Making Music in Mali

All Around This World Africa (Mali)

In this week’s online class for kids we visit Mali, a vast desert land which, a thousand so years ago, was home to a series of empires that controlled the strategically significant trans-Saharan trade route. Today Mali is at more of a metaphorical crossroads — torn between modernization in its cities and Islamic fundamentalism which holds strong sway in the North. In class we put politics aside and focus on Mali’s music, which sounds both ancient and modern, and resolutely regal. Let’s go!

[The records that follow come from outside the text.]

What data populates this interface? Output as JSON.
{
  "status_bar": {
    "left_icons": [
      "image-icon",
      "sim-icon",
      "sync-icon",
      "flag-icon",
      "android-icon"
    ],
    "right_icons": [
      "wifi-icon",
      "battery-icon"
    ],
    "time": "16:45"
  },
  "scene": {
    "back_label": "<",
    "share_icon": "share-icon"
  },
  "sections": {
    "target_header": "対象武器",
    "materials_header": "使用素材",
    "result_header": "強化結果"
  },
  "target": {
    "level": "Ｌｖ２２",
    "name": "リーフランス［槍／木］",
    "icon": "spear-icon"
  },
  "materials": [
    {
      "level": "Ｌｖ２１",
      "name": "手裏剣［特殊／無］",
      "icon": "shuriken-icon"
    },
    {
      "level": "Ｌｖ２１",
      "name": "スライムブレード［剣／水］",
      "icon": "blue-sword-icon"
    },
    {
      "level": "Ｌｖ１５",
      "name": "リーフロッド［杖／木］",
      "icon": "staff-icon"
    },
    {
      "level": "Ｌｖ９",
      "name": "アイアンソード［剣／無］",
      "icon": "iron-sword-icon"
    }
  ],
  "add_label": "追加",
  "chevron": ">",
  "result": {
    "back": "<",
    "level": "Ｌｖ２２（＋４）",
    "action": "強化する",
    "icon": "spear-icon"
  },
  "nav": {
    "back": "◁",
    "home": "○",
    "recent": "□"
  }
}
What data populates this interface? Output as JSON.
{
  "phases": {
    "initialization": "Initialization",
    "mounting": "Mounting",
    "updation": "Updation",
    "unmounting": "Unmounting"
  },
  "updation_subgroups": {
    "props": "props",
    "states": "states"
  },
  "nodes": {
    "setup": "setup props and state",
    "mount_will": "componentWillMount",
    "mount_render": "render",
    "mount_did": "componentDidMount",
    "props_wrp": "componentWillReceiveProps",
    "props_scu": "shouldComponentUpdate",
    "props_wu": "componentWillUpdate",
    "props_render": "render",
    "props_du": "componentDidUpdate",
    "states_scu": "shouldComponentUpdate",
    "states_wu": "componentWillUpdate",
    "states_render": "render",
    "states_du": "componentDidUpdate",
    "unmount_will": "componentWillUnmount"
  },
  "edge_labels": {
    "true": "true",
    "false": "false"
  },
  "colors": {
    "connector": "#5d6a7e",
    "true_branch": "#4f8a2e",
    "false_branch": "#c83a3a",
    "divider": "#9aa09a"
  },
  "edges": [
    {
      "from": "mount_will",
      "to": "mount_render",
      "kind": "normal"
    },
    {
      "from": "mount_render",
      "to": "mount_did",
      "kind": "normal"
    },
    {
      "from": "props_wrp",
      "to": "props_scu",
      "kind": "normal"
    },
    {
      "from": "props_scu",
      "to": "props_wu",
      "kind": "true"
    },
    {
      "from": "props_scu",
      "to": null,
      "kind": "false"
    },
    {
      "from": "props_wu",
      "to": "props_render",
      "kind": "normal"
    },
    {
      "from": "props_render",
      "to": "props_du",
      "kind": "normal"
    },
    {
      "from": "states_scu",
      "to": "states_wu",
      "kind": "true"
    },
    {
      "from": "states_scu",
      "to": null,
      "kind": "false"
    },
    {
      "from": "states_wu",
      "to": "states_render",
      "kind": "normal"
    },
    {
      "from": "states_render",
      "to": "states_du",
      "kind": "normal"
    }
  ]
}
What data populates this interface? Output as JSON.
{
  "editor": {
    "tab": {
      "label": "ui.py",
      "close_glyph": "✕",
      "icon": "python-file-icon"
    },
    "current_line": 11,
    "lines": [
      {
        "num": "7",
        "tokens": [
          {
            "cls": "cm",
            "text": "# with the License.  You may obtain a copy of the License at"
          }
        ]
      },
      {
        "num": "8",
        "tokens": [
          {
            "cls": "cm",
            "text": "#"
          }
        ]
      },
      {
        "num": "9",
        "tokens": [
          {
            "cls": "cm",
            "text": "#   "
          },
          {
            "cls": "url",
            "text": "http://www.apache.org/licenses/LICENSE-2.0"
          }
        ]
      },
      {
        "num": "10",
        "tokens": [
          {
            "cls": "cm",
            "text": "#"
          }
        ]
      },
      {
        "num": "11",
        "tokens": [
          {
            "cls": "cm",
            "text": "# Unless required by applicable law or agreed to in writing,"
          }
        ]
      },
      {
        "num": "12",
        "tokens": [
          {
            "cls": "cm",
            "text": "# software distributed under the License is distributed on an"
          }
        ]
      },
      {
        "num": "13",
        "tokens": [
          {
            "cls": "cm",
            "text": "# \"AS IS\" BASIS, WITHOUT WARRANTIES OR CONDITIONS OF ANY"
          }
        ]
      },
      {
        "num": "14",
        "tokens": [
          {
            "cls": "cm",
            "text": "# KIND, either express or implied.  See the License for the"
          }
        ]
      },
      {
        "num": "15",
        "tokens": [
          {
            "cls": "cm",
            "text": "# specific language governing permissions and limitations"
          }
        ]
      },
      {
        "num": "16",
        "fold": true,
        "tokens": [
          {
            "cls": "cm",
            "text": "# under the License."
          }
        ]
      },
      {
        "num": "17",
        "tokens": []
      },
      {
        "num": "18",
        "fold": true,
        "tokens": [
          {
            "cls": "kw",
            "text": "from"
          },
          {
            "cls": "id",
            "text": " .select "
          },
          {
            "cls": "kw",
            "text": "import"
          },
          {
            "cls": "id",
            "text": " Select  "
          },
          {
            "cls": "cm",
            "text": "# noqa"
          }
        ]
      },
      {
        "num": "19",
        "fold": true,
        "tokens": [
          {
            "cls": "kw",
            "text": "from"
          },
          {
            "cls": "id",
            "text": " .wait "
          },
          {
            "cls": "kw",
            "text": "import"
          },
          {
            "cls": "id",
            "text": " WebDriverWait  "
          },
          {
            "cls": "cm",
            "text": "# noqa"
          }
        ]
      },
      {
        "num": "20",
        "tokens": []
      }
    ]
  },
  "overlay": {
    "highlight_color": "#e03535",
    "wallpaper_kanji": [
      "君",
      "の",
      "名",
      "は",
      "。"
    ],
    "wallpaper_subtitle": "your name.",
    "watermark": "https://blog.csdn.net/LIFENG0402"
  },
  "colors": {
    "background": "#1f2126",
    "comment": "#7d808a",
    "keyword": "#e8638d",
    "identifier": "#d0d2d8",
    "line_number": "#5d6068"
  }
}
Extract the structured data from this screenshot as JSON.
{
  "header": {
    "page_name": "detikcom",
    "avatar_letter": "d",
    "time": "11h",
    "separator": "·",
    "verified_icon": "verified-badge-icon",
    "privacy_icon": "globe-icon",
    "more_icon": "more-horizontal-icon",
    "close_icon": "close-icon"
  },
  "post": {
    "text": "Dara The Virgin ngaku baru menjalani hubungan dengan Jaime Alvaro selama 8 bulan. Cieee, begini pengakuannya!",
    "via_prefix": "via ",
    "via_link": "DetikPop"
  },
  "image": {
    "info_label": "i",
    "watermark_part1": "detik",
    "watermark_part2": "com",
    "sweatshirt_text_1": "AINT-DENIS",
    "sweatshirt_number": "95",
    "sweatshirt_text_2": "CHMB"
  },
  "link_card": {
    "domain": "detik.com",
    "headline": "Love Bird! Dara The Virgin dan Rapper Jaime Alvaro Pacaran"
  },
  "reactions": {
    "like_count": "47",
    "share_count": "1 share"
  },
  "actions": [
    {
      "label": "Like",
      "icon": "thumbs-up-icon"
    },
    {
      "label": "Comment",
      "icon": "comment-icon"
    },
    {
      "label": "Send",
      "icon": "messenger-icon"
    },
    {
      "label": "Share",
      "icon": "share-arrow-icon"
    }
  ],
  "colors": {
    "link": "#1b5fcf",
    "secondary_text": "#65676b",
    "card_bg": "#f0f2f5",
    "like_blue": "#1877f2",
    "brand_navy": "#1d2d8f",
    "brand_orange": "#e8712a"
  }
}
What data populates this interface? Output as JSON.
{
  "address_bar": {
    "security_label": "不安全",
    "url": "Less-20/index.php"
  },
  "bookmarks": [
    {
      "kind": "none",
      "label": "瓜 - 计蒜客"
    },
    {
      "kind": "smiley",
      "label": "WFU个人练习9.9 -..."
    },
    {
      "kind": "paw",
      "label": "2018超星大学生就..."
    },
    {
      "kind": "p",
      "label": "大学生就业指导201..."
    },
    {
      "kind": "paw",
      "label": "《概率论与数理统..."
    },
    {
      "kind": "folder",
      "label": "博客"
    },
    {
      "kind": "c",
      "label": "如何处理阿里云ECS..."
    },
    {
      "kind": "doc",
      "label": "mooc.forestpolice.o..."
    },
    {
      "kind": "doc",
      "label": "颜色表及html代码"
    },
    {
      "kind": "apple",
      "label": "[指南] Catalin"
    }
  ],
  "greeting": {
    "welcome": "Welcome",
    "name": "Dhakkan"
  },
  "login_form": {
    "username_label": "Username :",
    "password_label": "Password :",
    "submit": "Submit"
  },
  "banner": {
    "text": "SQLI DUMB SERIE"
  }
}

What are we Singing This Season?

All Around This World -- Africa Double CD

In class this season we have the pleasure of learning family-friendly songs from all over the awe-inspiring African continent. If you want to dive even deeper definitely check out All Around This World: Africa, a dazzling double CD — 32 studio recordings of songs we sing in our Africa classes, co-produced with musicians from all over Africa. There’s a little bit of everything on it for you and your kids, from Cape Verdean samba to Malagasy salegy, from Algerian rai to South African isicathamiya and more. If you order the physical CD  — allaroundthisworld.bandcamp.com! — you’ll get an exciting little booklet with lyrics and a map of Africa that shows you where the songs originated. If you want to stream it, one digital CD at a time, I guess that’s fine too.

Africa……..? AWESOME!

All Around This World Africa "Everywhere Map"
We’re here! Africa Africa Africa. For the next three months in our online classes for kids we have both the ultimate pleasure, and the sincere responsibility, of exploring the vast African continent, meeting an extraordinary number of African countries and culture through music. Our class this week introduces us to a few of our soon-to-be favorite songs. Let’s go!

Philly Lutaaya sings Tulo Tulo

This week in class we sing “Tulo Tulo,” a Ugandan lullaby, which we first learned from Eastern Uganda’s Abayudaya Jews.: “Tulo tulo, go to sleep my pretty baby, dream sweetly through the night….” Enjoy this performance of “Tulo Tulo” by Philly Lutaaya, one of Uganda’s most admired musicians. Before Lutaaya passed away in 1989, a victim of AIDS, he became one of the first prominent voices in Africa to speak out about the disease. Toward the end of his life he performed and lectured in schools and churches around the nation, speaking for the dignity of people living with HIV. His last album was the before-its-time, stunningly frank, “Alone and Frightened.”

Yeeeeeeah! Ugandan Dance Party


Dance party! East African dance party, to be exact. This week in class we chant “Keenene,” a Ugandan song and story that empowers us and our little kids to demand to eat raspberries. The song appears in W. Moses Serwadda’s collection, “Songs and Stories from Uganda” embedded in a tale about how some village children accepted help from an unfamiliar animal named Baluba and he ultimately provided a feast for them, including a voluminous amount of raspberries, which they shared with their neighbors. The Ugandan song in this video has nothing to do with Beluba…but doesn’t it make you want to dance?